DAT Weekly Trendlines Report – Spot Van Freight Rates Fall as Volume Rises
|Week Ending May 11, 2019
Just when we thought spring had finally arrived, van rates cooled off again last week on the spot market. More loads moved than in any other week this year, but there are still plenty of trucks available, so load-to-truck ratios declined despite the additional volume. Van rates backed down to a national average of $1.80 per mile, matching April’s level, despite a one cent increase in the average fuel surcharge.
This trend was also apparent in April’s trend data: 2.4 percent more van loads moved last month compared to April 2018, but at a lower rate per mile.
Spot freight volume rose 2.4% year over year, while rates declined for dry van equipment. Compared to March, both volume and rates slipped lower in April, a typical seasonal trend.
For details, see the DAT Truckload Volume Index.

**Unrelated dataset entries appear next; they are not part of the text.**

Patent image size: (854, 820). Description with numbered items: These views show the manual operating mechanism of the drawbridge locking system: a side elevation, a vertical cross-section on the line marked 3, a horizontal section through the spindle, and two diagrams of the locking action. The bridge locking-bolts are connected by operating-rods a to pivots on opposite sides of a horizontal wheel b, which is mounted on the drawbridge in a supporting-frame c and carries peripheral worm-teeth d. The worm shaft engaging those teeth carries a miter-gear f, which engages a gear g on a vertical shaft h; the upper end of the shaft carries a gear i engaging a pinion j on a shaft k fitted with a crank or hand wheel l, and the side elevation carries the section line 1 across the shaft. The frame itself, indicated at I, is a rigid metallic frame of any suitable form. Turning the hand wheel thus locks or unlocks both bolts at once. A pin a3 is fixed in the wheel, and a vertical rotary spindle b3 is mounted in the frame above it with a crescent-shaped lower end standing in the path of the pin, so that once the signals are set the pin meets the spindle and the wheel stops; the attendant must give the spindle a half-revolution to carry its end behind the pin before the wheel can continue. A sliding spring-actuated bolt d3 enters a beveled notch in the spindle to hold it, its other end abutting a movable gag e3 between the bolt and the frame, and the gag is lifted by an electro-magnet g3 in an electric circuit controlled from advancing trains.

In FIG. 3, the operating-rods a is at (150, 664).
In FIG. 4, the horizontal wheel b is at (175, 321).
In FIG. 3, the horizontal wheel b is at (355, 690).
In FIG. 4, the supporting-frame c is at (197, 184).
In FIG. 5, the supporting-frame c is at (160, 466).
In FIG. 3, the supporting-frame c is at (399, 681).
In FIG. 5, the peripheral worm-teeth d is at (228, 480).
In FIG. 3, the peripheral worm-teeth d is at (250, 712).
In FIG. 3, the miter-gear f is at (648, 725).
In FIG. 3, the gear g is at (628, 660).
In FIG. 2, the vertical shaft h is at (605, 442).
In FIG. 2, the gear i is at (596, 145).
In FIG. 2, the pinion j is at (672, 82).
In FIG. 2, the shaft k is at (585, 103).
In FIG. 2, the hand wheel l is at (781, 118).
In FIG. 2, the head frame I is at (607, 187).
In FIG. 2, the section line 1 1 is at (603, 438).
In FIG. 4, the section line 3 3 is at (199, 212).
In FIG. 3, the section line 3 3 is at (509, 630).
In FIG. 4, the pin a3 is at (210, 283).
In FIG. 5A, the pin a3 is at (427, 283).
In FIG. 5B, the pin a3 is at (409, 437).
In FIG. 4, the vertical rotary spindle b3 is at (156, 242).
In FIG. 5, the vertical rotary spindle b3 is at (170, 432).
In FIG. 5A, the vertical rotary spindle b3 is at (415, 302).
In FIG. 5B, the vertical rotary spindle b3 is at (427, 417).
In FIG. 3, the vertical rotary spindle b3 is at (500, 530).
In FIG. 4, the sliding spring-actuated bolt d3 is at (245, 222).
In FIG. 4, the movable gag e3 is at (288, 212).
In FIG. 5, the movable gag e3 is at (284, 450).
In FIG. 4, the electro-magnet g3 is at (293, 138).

May 7-11: Rates slip lower, week over week
Last week, demand continued to be strong in the Southeast region, which bodes well for the spring season – or what’s left of it – and key freight markets along the Mexican border saw heightened demand and intermittent equipment shortages. Traffic was also picking up out of California last week, but that trend may reverse now with the announcement of new tariffs and renewed uncertainty surrounding trade with China. Seasonal demand should eventually tap the remaining capacity during the month of June, when spot rates typically rise to a peak.
The national average load-to-truck ratio for vans has lingered at or below 2 loads per truck since January, due to ready availability of trucks. Load volume continues to increase gradually, however, compared to the same period in 2018. Last week, demand heated up in parts of the Southeast, in California, and in key markets along the border with Mexico, as seen in this DAT Hot Market Map.